I am trying, really trying, to kick my motivation right in the pants. So far, I havent been very successful.
I am getting plenty of rest, but I’m still having crazy dreams. I think it’s due to minor power surges in my neighborhood. This makes my google chromecast blip in the middle of the night. This means that the constant narrative feed of American Justice, Cold Case Files and Investigation Discovery’s finest shows are interrupted. This means that my brain can romp festively with my psyche and create some truly bizarre crap.
Now I have had some strange dreams (Electric Shark anyone?) and some good dreams. I have had some that I wished would never end.
Two nights running I had a dream that involved a guy I had a crush on in High School, I have no idea why. He was so beige in personality that a friend referred to him as “The Corpse that Wouldn’t Die.” One year I asked him to our Backwards Dance. This was a tradition at our school. The Valentine’s dance was a girls as the guys kind of thing. I asked him to go to the one our Sophomore year. He said, “I don’t think so.”
Anyway, I moved on with my life and went to three Backward’s Dances. (My dates were, in this order, Jay Knowlton, Brad Cardinal, and Kevin Lambert.) The Corpse and I were in Marching Band together. (Wow what a strange sentence). Much of my interaction with the Corpse was watching him hit on and be rejected by our first chair flautist. After that humilation, he would proceed directly to the last chair clarinet.

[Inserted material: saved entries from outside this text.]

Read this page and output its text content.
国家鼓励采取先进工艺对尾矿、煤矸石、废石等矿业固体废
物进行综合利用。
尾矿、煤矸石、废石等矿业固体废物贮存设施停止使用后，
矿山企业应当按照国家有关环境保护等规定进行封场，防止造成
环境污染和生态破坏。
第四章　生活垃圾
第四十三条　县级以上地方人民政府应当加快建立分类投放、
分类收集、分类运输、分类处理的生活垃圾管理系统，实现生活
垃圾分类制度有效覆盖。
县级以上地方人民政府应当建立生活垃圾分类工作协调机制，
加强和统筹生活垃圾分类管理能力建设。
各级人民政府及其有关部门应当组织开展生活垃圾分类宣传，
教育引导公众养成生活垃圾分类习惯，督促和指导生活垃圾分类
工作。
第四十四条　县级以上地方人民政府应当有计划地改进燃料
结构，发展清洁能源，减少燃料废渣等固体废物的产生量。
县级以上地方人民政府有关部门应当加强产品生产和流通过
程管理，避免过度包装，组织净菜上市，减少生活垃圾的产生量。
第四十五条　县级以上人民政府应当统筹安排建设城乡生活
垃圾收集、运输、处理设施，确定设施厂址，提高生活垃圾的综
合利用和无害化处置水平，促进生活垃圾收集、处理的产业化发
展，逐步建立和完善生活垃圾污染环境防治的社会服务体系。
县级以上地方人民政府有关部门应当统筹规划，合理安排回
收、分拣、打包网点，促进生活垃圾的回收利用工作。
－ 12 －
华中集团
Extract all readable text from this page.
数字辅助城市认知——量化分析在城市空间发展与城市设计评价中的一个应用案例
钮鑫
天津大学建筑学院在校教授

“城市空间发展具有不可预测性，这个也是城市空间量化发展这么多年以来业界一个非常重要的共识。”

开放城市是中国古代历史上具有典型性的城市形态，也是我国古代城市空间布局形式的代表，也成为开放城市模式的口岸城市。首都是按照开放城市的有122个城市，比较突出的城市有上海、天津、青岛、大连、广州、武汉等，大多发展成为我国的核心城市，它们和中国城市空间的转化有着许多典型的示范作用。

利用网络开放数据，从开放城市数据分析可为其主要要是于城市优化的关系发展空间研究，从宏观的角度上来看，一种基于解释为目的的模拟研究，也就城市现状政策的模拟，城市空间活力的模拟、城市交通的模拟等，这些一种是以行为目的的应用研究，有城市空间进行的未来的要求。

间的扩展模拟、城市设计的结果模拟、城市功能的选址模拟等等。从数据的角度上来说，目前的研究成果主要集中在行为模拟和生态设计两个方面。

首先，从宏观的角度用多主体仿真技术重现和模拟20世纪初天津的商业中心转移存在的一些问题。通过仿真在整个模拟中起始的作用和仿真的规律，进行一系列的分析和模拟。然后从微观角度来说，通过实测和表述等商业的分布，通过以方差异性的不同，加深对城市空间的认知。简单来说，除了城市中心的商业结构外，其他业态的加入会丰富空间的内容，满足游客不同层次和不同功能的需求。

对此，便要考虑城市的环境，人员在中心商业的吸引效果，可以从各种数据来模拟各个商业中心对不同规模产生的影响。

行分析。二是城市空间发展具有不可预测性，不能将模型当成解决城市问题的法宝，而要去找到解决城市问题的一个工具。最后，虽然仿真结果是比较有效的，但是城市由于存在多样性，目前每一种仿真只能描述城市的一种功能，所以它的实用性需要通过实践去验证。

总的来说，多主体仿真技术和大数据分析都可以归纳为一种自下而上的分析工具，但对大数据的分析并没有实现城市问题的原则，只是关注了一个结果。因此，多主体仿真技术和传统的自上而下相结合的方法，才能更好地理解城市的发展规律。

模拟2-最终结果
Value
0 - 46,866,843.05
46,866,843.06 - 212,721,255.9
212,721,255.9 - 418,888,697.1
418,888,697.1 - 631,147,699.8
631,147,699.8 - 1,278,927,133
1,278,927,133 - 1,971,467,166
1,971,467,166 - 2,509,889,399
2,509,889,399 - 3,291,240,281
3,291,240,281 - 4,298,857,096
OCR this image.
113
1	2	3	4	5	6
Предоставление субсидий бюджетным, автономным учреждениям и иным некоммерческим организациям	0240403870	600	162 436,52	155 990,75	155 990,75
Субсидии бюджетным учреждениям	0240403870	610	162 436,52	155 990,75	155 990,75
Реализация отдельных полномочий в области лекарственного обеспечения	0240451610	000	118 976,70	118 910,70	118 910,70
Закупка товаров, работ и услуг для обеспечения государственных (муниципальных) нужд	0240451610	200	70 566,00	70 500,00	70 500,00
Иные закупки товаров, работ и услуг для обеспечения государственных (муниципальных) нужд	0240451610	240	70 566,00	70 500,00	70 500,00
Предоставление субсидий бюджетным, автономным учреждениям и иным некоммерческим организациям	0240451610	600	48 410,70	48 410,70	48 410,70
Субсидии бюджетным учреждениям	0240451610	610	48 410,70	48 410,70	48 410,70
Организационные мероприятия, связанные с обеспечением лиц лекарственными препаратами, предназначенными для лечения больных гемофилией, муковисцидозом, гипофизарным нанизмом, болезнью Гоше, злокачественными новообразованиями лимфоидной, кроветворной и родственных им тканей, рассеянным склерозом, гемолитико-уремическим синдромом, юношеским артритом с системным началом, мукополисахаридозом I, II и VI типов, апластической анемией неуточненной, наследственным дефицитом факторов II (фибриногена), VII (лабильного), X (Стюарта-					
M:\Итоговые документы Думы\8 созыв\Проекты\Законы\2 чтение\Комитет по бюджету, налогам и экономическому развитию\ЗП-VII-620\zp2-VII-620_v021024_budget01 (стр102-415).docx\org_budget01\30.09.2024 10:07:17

We actually wound up at the same college, The Corpse and I. My college wasn’t that big and although we had vastly different majors, the buildings were right next to each other, so we saw each other every know and then. I would always give him a half hearted wave. The Corpse would wave back ever so slightly as if he had a nervous tic.
High school was 28 years ago, that’s why it was such a big surprise to see the Corpse turn up in not one, but two dreams.
In the first dream, he was most apologetic about being a jerk to me, and throughout the dream he morphed into an amalgam of the worst people I ever dated (No names, please) I’m not sure what that meant. (Maybe he would have been a terrible date. Safe bet.) After the first night I thought I would see if I could find him online, just out of curiousity.
I found him. He looks terrible. I shared this information with my Amanda Friend and I have to say I did giggle a little and confessed that I sent him a friend request, just so he would see how awesome I look in my profile picture.
Sometiiems I wonder if I’m a good person. Then I remember I am a bit merciless to people who rebuffed me who have, shall we say, not aged as well as others.
That’s when I think I might not be as good as I could be.
The Corpse has yet to Answer (World’s worst closed room mystery.)